Mais Arago n'eut pas tout le temps nécessaire pour tirer complètement parti de ses belles découvertes. Un autre savant, M. Biot, qui avait été longtemps l'ami et le collaborateur d'Arago, se lança dans ce champ si fécond et s'empressa d'y faire d'amples récoltes. De là un dissentiment qui dura de longues années et dont le temps seul put apaiser l'amertume. On disait, en effet, et l'on a répété fort injustement : « Arago, doué d'une clairvoyance sans pareille, devine les découvertes avant de les faire; il les ébauche; il ouvre les mines sans les exploiter; il commence les travaux sans les poursuivre. » L'Optique appelait alors principalement l'attention des savants. La difficulté qu'on éprouvait à rendre compte des récentes découvertes telles que la polarisation, la diffraction, les interférences, par l'ancien système de l'émission, faisait désirer un système plus rationnel et plus compréhensif. Un jeune savant, Fresnel, le chercha et y réussit pleinement, tandis que les savants plus vieux, depuis Laplace jusqu'à Biot, persistaient à soutenir l'idée newtonienne de l'émission, oubliant complètement l'ancienne théorie de Descartes et d'Huygens, celle des ondulations. Cette grande rénovation se fit sous les auspices d'Arago. Fresnel et Arago, deux amis intimes qu'aucune dissidence ne brouilla jamais, unirent leurs efforts, firent en commun les plus belles expériences, par exemple, celle de la non-interférence des rayons polarisés rectangulairement, et arrivèrent à la vraie théorie. On a dit qu'Arago n'avait jamais été bien convaincu : c'est une erreur; il lui restait alors quelques doutes sur la direction des vibrations de l'élément lumineux, mais il avait complètement renoncé à l'absurde système de l'émission. Il laissait à Biot le soin de soutenir la doctrine de facile accès et de facile transmission des petits boulets lumineux doués de deux pôles de propriétés contraires. Mais, par un scrupule de savant, il estimait qu'il fallait trouver et réaliser une expérience décisive, capable de trancher la question, et nous le verrons préoccupé jusqu'à son dernier jour de cette expérience, alors qu'au fond son esprit n'hésitait plus depuis longtemps entre les deux systèmes.

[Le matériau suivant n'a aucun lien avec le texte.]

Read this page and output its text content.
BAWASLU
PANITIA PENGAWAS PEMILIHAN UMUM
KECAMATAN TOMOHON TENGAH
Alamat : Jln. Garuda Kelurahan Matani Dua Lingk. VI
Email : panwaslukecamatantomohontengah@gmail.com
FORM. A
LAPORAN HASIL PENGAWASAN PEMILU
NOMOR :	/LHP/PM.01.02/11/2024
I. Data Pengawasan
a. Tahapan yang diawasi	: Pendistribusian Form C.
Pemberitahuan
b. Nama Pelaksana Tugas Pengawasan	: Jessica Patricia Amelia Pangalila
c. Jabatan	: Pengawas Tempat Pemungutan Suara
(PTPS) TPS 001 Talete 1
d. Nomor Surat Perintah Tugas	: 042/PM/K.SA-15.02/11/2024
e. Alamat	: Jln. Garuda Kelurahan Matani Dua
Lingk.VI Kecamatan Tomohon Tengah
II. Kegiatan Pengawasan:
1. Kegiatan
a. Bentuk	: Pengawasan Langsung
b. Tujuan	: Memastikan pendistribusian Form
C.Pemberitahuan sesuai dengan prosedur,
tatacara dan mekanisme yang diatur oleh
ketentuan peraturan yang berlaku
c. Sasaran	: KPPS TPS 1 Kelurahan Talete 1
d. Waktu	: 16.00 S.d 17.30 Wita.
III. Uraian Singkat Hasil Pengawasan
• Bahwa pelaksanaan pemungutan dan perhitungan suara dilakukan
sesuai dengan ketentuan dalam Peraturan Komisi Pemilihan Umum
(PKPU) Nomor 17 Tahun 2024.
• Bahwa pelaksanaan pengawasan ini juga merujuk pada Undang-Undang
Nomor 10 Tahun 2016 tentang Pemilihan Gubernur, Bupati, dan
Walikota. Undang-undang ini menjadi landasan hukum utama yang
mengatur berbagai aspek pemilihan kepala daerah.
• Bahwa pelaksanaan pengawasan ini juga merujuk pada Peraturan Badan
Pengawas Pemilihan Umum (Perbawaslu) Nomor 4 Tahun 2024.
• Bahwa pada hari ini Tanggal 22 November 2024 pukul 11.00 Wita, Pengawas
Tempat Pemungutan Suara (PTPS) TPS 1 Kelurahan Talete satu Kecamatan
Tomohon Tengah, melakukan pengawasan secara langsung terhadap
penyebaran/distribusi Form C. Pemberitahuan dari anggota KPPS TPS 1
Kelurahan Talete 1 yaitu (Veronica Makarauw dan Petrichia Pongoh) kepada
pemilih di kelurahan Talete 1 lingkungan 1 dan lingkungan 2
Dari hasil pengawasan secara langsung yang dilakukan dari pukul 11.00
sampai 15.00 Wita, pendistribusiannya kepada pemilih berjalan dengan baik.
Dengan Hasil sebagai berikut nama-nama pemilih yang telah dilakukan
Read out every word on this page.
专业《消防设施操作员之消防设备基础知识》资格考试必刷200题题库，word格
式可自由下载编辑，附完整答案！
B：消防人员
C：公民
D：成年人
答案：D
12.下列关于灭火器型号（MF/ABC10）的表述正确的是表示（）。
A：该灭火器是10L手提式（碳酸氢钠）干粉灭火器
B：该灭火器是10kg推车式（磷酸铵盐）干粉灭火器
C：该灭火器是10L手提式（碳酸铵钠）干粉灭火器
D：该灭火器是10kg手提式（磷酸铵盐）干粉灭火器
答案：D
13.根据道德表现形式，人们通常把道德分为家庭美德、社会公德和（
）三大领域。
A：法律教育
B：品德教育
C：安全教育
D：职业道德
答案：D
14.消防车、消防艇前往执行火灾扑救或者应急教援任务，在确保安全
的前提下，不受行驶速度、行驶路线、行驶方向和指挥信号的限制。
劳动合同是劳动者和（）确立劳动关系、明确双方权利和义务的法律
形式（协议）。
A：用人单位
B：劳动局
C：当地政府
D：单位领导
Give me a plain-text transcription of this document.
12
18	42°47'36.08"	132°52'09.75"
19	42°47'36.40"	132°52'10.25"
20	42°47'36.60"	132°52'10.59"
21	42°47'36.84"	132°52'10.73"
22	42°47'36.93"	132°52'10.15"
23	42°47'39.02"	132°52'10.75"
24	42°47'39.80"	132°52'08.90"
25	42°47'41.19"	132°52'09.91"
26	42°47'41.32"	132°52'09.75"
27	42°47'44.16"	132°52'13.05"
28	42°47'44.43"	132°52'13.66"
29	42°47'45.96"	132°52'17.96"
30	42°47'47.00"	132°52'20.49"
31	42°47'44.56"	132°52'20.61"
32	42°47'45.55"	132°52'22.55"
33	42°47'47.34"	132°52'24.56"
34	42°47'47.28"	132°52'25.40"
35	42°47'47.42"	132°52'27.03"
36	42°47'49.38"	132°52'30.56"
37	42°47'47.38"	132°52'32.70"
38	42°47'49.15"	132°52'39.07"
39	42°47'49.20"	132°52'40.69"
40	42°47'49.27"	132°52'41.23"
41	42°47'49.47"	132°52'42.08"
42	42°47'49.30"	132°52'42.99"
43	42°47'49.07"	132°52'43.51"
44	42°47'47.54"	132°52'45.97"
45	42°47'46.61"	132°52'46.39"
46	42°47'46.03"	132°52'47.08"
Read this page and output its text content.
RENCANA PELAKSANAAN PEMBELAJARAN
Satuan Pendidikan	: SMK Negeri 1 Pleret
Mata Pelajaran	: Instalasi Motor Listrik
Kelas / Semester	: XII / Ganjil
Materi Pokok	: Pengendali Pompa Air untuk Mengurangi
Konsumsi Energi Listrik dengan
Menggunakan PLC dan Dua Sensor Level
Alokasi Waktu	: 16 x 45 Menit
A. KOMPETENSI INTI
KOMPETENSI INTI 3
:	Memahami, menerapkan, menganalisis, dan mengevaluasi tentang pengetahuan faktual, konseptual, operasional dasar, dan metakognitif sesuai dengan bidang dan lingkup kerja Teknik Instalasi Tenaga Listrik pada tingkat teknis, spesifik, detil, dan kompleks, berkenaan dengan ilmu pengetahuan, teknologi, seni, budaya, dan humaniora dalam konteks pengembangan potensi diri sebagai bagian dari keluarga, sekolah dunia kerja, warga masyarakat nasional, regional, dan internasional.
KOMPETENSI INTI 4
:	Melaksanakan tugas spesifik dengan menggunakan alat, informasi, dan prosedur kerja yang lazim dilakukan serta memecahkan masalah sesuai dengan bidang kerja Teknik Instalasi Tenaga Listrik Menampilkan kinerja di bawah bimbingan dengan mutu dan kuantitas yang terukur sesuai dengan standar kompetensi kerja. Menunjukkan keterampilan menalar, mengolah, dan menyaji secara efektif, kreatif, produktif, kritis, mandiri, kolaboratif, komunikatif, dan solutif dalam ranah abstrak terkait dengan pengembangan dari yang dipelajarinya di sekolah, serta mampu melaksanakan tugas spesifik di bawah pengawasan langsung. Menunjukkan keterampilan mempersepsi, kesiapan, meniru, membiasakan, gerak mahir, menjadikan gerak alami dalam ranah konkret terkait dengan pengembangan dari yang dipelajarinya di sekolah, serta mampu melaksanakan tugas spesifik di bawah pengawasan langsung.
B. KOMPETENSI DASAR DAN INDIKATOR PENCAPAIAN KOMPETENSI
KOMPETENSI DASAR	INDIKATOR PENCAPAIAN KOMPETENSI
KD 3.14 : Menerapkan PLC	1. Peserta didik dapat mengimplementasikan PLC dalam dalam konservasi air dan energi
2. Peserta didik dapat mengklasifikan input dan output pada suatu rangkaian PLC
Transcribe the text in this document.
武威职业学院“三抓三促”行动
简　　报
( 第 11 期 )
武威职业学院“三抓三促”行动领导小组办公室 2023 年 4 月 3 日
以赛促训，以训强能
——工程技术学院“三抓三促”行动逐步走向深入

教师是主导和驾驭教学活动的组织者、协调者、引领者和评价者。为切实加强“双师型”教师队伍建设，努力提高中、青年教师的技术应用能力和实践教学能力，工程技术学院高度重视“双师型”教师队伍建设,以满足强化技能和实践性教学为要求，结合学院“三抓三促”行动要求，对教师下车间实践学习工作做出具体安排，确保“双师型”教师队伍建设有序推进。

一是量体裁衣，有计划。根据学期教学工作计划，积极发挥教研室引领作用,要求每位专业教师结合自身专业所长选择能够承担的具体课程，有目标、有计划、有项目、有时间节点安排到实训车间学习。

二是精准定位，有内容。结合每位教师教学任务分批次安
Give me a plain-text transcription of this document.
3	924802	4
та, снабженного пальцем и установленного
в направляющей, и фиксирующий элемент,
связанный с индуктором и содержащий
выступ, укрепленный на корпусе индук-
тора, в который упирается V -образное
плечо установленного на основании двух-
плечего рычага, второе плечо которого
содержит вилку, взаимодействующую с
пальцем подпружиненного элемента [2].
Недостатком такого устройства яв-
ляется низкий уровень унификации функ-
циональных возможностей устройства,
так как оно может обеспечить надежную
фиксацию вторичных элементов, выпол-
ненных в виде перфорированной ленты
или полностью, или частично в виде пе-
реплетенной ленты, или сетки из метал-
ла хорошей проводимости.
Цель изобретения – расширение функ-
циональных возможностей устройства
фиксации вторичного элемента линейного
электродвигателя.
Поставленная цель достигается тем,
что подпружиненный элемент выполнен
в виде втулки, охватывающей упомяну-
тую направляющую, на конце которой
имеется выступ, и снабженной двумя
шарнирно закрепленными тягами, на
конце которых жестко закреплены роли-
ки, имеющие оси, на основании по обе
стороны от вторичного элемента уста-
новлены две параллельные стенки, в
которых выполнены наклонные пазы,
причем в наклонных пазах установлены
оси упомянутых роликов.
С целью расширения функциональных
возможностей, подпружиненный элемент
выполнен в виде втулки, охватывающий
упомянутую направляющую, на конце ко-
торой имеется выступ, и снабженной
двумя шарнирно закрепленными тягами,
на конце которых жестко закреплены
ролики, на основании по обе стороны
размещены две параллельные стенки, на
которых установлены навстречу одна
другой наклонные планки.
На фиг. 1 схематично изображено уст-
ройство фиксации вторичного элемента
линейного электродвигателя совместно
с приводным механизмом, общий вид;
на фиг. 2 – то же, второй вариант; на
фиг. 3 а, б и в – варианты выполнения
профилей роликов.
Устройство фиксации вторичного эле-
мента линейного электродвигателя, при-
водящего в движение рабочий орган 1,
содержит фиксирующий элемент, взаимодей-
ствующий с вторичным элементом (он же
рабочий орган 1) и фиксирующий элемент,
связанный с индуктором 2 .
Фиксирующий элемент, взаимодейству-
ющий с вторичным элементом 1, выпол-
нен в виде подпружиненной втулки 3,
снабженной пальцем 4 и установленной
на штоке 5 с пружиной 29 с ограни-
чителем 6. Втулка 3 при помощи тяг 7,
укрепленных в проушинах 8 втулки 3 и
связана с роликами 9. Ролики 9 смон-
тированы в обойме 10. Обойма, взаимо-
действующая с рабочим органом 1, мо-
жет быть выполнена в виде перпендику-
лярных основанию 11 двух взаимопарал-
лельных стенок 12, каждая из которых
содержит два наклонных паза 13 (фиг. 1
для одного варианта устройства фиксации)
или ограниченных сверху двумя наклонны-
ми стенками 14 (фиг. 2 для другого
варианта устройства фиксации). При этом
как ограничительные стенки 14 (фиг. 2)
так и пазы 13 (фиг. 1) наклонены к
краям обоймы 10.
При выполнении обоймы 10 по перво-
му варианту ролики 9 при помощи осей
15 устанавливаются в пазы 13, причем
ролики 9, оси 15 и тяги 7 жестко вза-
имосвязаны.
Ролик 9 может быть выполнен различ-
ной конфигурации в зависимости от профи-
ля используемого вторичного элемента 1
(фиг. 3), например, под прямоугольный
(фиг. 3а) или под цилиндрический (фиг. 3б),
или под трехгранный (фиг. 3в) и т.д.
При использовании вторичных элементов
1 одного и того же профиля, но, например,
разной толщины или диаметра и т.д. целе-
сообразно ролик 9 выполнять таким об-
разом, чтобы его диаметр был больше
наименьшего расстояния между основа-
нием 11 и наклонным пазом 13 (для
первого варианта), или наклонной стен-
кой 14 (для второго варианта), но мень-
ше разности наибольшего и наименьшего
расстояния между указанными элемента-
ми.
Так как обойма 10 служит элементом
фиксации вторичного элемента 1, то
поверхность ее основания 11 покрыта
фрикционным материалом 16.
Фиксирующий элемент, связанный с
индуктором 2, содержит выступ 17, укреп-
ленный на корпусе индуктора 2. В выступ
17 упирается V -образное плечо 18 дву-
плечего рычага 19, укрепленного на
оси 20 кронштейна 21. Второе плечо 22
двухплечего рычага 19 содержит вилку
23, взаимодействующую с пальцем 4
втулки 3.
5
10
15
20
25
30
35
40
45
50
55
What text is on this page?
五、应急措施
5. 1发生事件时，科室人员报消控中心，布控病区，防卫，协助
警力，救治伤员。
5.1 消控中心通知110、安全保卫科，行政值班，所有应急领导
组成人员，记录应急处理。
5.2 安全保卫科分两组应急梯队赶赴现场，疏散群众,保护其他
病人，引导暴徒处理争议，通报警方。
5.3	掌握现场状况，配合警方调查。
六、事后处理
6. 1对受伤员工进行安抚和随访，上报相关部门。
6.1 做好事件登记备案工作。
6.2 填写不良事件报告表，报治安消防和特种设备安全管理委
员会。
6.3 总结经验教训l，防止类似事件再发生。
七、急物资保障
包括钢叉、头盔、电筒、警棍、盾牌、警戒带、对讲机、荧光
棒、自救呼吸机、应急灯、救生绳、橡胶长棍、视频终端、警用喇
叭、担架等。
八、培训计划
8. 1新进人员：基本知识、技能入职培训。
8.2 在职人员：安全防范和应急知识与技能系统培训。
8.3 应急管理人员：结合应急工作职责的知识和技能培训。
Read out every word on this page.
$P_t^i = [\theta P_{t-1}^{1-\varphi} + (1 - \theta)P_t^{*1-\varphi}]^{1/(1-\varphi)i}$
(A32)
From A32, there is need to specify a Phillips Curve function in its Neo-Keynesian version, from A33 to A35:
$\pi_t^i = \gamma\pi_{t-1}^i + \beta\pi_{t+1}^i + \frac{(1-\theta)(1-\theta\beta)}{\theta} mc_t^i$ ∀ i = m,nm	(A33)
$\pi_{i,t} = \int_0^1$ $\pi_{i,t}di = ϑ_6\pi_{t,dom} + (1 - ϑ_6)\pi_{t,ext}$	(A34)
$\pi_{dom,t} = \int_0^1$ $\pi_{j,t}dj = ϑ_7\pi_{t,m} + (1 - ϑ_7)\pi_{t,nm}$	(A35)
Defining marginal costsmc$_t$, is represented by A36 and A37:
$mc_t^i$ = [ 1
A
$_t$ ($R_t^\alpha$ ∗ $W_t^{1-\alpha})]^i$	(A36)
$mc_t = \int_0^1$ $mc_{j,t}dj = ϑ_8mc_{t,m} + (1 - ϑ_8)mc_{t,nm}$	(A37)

Nous touchons à la période la plus brillante de la vie d'Arago. Rien ne semble pouvoir être fait en dehors de lui. L'Optique avec Fresnel, les lois de la vapeur d'eau avec Dulong, celles de l'électro-magnétisme avec Ampère, telles sont les illustres accointances que son caractère heureux, sa vive imagination lui assuraient dans une carrière d'ailleurs remplie par un actif professorat à l'École Polytechnique. N'omettons pas de mentionner surtout l'aimantation par les courants, origine de la télégraphie électrique et de tant d'autres progrès dans les applications de l'électricité. OErsted avait découvert que la boussole était dédiée à proximité d'un courant électrique. Ampère avait montré que deux courants voisins s'influencent mutuellement et avait découvert la loi de ces actions complexes. Arago eut l'idée heureuse de plonger le fil qui conduit un courant dans de la limaille de fer et vit qu'il attirait ces parcelles comme aurait fait un aimant. Il montra cette expérience à Ampère, qui en tira cette conclusion que, si l'on plaçait une aiguille de fer doux dans un courant contourné en spirale, on en ferait un aimant temporaire. Ces prévisions furent aussitôt confirmées par un essai qu'Arago et Ampère firent en commun. L'électro-aimant était trouvé, cette âme de toutes les applications électriques qui fait mouvoir le télégraphe électrique, parler le téléphone, recueille et transmet la force, la transforme en lumière, chaleur et mouvement, etc.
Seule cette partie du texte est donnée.